Festival Special > Diwali > Ghevar
Ghevar
Ingredients:
- Plain flour- 225 gms
- Water- 3 cups
- Arrowroot- 1 tbs
- Melted ghee- ¼ cup
- Milk- ¼ cup
- Food color(yellow)- 1 pinch
- Required ghee for deep frying
- Chopped almonds and pistachios- 1 tbsp
- Kewda essence- 2-3 drops(optional)
For syrup:
- Water- 1 cup
- Sugar- 1¼ cup
Method:
For Syrup:
- pour water in a bowl and add sugar.
- stir to mixture on low heat and simmer until mixture gain 1 thread consistency.
- Remove from heat and keep aside.
For Ghevar:
- First of all take melted ghee(should not be cool), flour and arrowroot in a large bowl.
- Add some of water and milk to make a paste, remember ghee and oil should not separate.
- Add kewda essence and food color in some water in to batter.
- Add more water to make thin coating consistency.
- Take an aluminum or steel cylindrical container(height 12″)with ghee and heat it.
- Pour a spoonful(tbsp) of batter into the container in a thin stream.
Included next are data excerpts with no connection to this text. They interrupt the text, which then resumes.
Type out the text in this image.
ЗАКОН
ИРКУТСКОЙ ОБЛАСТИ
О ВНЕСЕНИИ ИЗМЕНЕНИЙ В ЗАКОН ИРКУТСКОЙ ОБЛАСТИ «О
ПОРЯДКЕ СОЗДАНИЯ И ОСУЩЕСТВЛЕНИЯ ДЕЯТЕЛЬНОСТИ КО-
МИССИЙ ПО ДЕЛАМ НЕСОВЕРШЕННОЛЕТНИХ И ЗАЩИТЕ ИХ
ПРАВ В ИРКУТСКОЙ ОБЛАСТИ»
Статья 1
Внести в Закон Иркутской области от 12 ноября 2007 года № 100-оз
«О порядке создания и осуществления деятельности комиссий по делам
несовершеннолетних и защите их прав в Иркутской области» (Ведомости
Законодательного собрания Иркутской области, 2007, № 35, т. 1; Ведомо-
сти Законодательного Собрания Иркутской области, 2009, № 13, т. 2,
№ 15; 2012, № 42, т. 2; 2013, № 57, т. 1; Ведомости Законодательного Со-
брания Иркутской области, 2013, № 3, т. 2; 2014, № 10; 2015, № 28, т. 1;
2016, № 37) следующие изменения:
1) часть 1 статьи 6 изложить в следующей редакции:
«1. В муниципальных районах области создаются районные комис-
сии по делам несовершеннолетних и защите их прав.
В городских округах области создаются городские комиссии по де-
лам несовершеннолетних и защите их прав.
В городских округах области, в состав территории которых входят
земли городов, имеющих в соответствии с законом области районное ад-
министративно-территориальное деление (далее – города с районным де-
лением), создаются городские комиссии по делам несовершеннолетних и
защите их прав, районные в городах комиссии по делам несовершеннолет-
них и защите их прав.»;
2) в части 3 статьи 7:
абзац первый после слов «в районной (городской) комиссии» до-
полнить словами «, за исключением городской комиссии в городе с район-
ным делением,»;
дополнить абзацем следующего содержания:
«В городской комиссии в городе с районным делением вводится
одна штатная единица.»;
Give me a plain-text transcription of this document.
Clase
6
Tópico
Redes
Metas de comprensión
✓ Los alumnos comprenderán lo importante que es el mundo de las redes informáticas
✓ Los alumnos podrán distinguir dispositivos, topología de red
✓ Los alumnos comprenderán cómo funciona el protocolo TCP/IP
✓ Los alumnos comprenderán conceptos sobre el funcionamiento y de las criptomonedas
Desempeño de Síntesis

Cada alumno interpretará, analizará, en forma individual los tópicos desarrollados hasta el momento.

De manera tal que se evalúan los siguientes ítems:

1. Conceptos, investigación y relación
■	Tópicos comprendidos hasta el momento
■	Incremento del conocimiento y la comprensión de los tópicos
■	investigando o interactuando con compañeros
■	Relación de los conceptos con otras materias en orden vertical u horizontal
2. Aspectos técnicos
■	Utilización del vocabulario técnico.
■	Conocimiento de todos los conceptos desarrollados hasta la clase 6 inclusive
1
- Pour the stream in center of ghee.
- After the settlement of the foam add another spoonful of batter in center. You can repeat it 4-5 times and each time pour batter in to hole.
- When it fry perfectly, lift gently and place on a tissue paper.
- Immerse ghever in hot sugar syrup and drain excess syrup.
- You can use same process to remaining batter.
- Now top up with almonds and pistachios and serve.